Por fim, o final da história do vendedor ambulante, dedicada a jhon_hatcher, quem com sua insistência fez que eu sentasse para completar a história. Espero que gostem.
III parte e final
A manhã seguinte Roberto despertou tarde. O sol já entrava pela janela a todo dar. Tenteou a cama e Celia não estava mais lá. O barulho na cozinha indicava que estava preparando o café da manhã. Nesse momento, adormecido, recordou a noite anterior. As carícias, os beijos e o sexo. Um sexo selvagem, como nunca haviam tido e que culminou com a enculada de Celia. Ela se ofereceu e ele, ainda sabendo as intenções da sua puta esposa, não pôde resistir. A lubrificou bem e lentamente foi penetrando-a pelo cu até o final. Ela gemia e chorava, mas não fez qualquer esforço para que parasse. E ele pensou, acertadamente, que tudo fazia para sentir essa poronga negra em suas entranhas, aquela cock que a sodomizaria de uma vez e para sempre. Apesar de saber isso, ou talvez por saber, a perforou sem miramentos e uma vez dentro a bombou salvajemente, até que finalmente lhe encheu as entranhas com seu cúm quente, quedando os dois exaustos.
Se levantou e foi ao banheiro. De passagem, encontrou o celular da sua mulher sobre a mesa e o tomou como um descuido. Encerrou-se no banheiro e revisou as ligações. Ali estava. Havia uma hora se comunicado com um número com a característica de ali. Um minuto de duração. De imediato voltou a ligar para o mesmo número.

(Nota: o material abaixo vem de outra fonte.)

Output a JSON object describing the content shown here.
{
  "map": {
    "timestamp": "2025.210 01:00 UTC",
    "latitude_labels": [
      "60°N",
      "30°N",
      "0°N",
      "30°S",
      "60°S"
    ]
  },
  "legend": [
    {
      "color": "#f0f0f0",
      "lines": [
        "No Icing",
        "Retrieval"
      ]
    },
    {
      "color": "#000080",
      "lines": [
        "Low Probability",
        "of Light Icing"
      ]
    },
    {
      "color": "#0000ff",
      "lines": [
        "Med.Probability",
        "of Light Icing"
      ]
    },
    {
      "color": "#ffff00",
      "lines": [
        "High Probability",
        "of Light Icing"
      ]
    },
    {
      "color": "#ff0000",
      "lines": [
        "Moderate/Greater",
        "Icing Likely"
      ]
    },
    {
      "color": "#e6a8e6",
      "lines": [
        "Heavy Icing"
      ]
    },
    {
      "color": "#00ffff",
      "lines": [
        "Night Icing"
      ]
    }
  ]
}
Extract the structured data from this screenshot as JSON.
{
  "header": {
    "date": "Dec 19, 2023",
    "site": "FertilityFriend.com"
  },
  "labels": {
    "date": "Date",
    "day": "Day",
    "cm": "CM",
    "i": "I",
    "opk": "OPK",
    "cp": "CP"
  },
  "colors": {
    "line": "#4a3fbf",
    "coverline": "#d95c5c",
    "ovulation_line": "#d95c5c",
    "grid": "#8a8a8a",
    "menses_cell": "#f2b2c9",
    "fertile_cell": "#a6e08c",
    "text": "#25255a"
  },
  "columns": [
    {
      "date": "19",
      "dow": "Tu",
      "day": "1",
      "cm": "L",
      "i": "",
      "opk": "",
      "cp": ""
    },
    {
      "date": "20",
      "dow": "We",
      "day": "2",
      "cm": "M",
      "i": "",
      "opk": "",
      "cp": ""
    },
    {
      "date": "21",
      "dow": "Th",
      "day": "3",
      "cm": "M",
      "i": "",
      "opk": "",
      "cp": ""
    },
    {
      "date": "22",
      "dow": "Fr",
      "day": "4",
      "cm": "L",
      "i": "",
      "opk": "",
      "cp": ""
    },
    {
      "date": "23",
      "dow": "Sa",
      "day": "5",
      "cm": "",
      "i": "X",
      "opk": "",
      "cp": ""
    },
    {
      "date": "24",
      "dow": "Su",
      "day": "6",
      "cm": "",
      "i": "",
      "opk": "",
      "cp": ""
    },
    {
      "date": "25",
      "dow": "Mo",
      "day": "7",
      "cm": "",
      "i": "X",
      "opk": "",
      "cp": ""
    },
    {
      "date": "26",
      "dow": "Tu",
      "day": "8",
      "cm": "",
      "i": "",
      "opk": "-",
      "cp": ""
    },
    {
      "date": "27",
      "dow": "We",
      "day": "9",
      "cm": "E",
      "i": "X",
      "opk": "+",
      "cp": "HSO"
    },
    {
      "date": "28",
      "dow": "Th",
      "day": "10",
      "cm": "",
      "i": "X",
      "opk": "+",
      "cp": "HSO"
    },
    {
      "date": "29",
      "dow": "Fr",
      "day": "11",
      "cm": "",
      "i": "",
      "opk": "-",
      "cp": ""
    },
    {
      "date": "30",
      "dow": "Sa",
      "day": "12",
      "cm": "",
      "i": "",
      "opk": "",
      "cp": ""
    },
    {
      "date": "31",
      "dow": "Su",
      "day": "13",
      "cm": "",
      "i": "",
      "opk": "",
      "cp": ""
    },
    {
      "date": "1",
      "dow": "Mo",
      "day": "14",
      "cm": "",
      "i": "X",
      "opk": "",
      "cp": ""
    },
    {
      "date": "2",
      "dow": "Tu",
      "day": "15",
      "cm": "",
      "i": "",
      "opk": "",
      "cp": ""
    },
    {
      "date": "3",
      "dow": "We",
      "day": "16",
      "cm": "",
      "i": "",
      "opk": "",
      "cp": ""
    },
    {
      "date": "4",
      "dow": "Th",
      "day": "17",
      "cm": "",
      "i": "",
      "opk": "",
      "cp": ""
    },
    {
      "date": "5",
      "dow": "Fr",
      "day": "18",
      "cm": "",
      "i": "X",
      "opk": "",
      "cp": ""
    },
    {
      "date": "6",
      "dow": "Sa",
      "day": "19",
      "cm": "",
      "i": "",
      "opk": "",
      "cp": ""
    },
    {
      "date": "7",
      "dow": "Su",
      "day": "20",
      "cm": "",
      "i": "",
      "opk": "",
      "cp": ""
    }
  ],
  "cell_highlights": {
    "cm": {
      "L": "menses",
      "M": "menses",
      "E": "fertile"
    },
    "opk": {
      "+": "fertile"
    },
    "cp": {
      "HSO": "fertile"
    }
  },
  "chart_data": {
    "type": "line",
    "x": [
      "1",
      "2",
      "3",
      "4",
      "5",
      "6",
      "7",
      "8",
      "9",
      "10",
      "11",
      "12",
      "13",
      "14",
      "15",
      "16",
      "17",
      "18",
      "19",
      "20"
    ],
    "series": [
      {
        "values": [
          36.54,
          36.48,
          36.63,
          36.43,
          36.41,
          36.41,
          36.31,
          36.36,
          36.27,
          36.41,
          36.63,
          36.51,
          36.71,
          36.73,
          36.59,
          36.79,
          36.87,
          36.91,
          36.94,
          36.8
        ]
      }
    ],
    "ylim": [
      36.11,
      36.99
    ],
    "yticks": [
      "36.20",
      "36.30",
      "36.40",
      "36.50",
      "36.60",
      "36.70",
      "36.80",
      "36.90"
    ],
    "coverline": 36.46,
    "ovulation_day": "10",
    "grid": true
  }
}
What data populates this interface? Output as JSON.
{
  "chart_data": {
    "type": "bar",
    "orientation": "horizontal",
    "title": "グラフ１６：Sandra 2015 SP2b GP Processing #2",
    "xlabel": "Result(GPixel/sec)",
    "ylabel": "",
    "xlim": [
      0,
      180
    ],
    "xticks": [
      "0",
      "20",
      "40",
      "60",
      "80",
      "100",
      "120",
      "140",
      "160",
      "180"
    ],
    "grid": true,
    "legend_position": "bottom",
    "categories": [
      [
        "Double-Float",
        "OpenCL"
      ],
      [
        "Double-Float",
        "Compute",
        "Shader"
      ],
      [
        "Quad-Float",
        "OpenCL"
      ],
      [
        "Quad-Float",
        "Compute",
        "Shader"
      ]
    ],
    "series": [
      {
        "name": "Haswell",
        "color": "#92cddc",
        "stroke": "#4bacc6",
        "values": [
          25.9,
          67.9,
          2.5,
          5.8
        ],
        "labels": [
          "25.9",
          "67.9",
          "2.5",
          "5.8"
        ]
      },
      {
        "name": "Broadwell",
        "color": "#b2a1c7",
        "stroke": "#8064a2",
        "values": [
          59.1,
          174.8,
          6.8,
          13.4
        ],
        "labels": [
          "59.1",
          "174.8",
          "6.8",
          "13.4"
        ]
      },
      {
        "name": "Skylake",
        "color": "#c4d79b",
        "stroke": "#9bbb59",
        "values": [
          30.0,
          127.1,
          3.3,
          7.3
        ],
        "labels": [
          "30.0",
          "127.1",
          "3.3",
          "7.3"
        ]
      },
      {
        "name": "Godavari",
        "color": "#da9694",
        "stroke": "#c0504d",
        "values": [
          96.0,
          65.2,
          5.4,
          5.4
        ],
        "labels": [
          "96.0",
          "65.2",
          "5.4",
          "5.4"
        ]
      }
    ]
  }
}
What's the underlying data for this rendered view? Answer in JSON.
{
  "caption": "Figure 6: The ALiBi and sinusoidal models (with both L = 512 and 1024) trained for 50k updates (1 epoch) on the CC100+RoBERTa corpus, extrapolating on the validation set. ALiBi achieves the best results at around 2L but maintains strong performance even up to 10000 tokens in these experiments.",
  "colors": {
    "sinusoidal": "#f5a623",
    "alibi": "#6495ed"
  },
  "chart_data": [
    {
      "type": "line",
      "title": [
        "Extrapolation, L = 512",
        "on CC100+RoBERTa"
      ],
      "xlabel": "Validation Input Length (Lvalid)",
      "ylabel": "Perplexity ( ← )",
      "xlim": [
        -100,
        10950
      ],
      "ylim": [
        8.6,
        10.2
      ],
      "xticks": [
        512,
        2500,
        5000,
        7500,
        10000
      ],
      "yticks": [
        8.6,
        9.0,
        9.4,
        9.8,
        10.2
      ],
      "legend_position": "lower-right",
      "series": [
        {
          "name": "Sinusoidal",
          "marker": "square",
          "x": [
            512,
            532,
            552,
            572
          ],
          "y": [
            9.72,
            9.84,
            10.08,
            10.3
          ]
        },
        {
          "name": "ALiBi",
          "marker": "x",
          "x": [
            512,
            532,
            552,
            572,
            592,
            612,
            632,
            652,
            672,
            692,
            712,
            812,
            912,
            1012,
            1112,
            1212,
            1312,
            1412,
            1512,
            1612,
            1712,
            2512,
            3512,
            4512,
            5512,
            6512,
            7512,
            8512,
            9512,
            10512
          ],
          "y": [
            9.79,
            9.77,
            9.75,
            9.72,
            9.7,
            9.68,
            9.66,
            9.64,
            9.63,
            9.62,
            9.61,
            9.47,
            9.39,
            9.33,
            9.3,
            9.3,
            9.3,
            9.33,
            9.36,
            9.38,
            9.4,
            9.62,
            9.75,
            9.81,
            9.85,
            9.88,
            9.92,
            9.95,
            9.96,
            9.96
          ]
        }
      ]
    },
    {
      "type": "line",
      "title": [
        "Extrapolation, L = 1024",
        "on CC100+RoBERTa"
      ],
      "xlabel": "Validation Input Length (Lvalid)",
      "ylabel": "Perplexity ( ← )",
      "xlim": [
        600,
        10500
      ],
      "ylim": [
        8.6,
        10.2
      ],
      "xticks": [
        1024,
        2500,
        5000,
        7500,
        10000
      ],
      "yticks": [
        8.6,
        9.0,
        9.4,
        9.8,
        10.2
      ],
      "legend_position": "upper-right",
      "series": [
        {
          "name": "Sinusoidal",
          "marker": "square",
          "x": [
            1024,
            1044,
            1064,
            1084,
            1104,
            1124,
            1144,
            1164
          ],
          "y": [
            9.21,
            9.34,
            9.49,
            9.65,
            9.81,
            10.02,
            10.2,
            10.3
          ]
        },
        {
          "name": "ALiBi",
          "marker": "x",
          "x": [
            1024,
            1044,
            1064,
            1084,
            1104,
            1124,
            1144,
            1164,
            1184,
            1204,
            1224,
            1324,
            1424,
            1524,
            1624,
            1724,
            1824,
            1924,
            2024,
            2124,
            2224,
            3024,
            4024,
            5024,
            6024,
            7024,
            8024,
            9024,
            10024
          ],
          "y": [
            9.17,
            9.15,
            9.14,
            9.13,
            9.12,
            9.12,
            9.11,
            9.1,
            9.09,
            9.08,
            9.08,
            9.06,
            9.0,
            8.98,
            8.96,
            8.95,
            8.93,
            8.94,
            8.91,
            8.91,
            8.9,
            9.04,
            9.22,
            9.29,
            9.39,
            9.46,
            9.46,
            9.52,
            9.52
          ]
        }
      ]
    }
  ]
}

Tocou duas vezes e uma voz grave atendeu.
- E agora que você deseja, puta?
- Não sou Celia, sou seu esposo, disse em voz baixa.
Um silêncio de alguns segundos.
- Vai, vai, você roubou o celular da sua esposa. Se você me pedir para não encular a sua mulher, não é comigo que você deve pedir. Desde que ela não saia de casa, basta, disse com tranquilidade.
- Não se trata disso. Queria falar com você.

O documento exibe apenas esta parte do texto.